The foregoing evidence is sufficient to support the verdict without reference to the improperly admitted testimony. No substantial conflicting evidence was presented. The record demonstrates an overwhelming volume of permissible incriminating evidence in comparison with the small amount of impermissible and potentially prejudicial evidence. The victim was on the witness stand for approximately three hours testifying and being cross-examined in great detail to the events leading up to the rape, the rape itself and its aftermath. The improperly admitted evidence consisted of testimony which lasted less than two minutes. We recognize that a trial can be prejudiced by testimony lasting but a fraction of a second, but here that was not the case. The disparity in time only demonstrates the overwhelming volume of the permissible testimony. The permissible evidence was so strong that it is inconceivable that the small amount of impermissible testimony would have affected the jury's verdict.

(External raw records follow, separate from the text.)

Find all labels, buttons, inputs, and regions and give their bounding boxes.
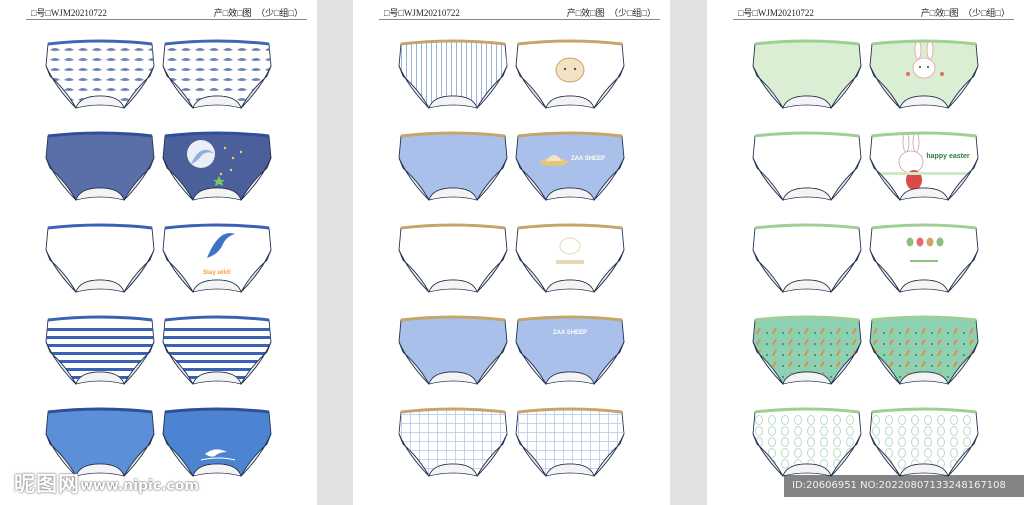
design-sheet-1: □号□WJM20210722 产□效□图 （少□组□） Stay wild! [0, 0, 317, 505]
sheet-title: 产□效□图 （少□组□） [920, 8, 1010, 18]
header-rule [733, 19, 1014, 20]
design-sheet-3: □号□WJM20210722 产□效□图 （少□组□） happy easter [707, 0, 1024, 505]
panty-grid: happy easter [707, 36, 1024, 496]
header-rule [379, 19, 660, 20]
panty-left-row-5 [751, 404, 863, 480]
panty-left-row-1 [44, 36, 156, 112]
sheet-code: □号□WJM20210722 [384, 8, 460, 18]
panty-left-row-1 [397, 36, 509, 112]
panty-print-text: ZAA SHEEP [553, 330, 587, 336]
panty-right-row-3 [868, 220, 980, 296]
watermark-brand: 昵图网 [14, 472, 80, 496]
panty-left-row-5 [397, 404, 509, 480]
panty-right-row-4 [161, 312, 273, 388]
panty-right-row-5 [868, 404, 980, 480]
panty-right-row-1 [161, 36, 273, 112]
panty-print-text: ZAA SHEEP [571, 156, 605, 162]
sheet-title: 产□效□图 （少□组□） [213, 8, 303, 18]
panty-right-row-4 [868, 312, 980, 388]
panty-right-row-1 [868, 36, 980, 112]
panty-left-row-2 [44, 128, 156, 204]
panty-grid: ZAA SHEEP ZAA SHEEP [353, 36, 670, 496]
panty-left-row-4 [397, 312, 509, 388]
sheet-header: □号□WJM20210722 产□效□图 （少□组□） [707, 4, 1024, 20]
panty-left-row-4 [751, 312, 863, 388]
panty-grid: Stay wild! [0, 36, 317, 496]
panty-print-text: Stay wild! [203, 270, 231, 276]
sheet-header: □号□WJM20210722 产□效□图 （少□组□） [0, 4, 317, 20]
header-rule [26, 19, 307, 20]
panty-left-row-3 [751, 220, 863, 296]
sheet-code: □号□WJM20210722 [31, 8, 107, 18]
panty-left-row-3 [44, 220, 156, 296]
panty-left-row-4 [44, 312, 156, 388]
panty-right-row-3: Stay wild! [161, 220, 273, 296]
panty-right-row-2: happy easter [868, 128, 980, 204]
panty-left-row-3 [397, 220, 509, 296]
watermark-url: www.nipic.com [80, 478, 199, 494]
design-sheet-2: □号□WJM20210722 产□效□图 （少□组□） ZAA SHEEP ZAA… [353, 0, 670, 505]
panty-right-row-4: ZAA SHEEP [514, 312, 626, 388]
panty-right-row-1 [514, 36, 626, 112]
panty-right-row-3 [514, 220, 626, 296]
panty-right-row-5 [514, 404, 626, 480]
panty-right-row-2 [161, 128, 273, 204]
panty-left-row-1 [751, 36, 863, 112]
sheet-title: 产□效□图 （少□组□） [566, 8, 656, 18]
panty-right-row-5 [161, 404, 273, 480]
sheet-header: □号□WJM20210722 产□效□图 （少□组□） [353, 4, 670, 20]
sheet-code: □号□WJM20210722 [738, 8, 814, 18]
panty-left-row-2 [397, 128, 509, 204]
watermark-id: ID:20606951 NO:20220807133248167108 [784, 475, 1024, 497]
panty-print-text: happy easter [926, 153, 969, 160]
panty-right-row-2: ZAA SHEEP [514, 128, 626, 204]
panty-left-row-2 [751, 128, 863, 204]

As stated by Judge Hernandez in his dissenting opinion in the Court of Appeals, quoting from Lutwak v. United States, 344 U.S. 604, 619, 73 S. Ct. 481, 490, 97 L. Ed. 593 (1953), "[a] defendant is entitled to a fair trial but not a perfect one." Here the defendant did receive a fair trial. The evidence against him was convincing and overwhelming.
We reverse.
IT IS SO ORDERED.
EASLEY, FEDERICI and FELTER, JJ., concur.
SOSA, C.J., dissenting.
SOSA Chief Justice, dissenting.
I respectfully dissent.
The evidence which was admitted at trial, over objection, concerned the effects the rape has had on the victim's life. It was clearly not probative of the guilt or innocence of the defendant. Defendant's objection was based on N.M.R.Evid. 403, N.M.S.A. 1978:
Although relevant, evidence may be excluded if its probative value is substantially outweighed by the danger of unfair prejudice, confusion of the issues or misleading the jury, or by considerations of undue delay, waste of time or needless presentation of cumulative evidence.
The prejudice inherent in the evidence substantially outweighed any probative value, and the evidence should not have been admitted.
Though evidence of guilt was great in this case, I believe that prosecutors should nonetheless conform to legal standards in obtaining convictions. There is no need, especially in a case with overwhelming evidence of guilt, to resort to tactics which unfairly prejudice a jury. Convictions should not be obtained at any cost, but should be obtained in accordance with the rules of evidence.
I would give the defendant a new trial, excluding irrelevant and prejudicial evidence.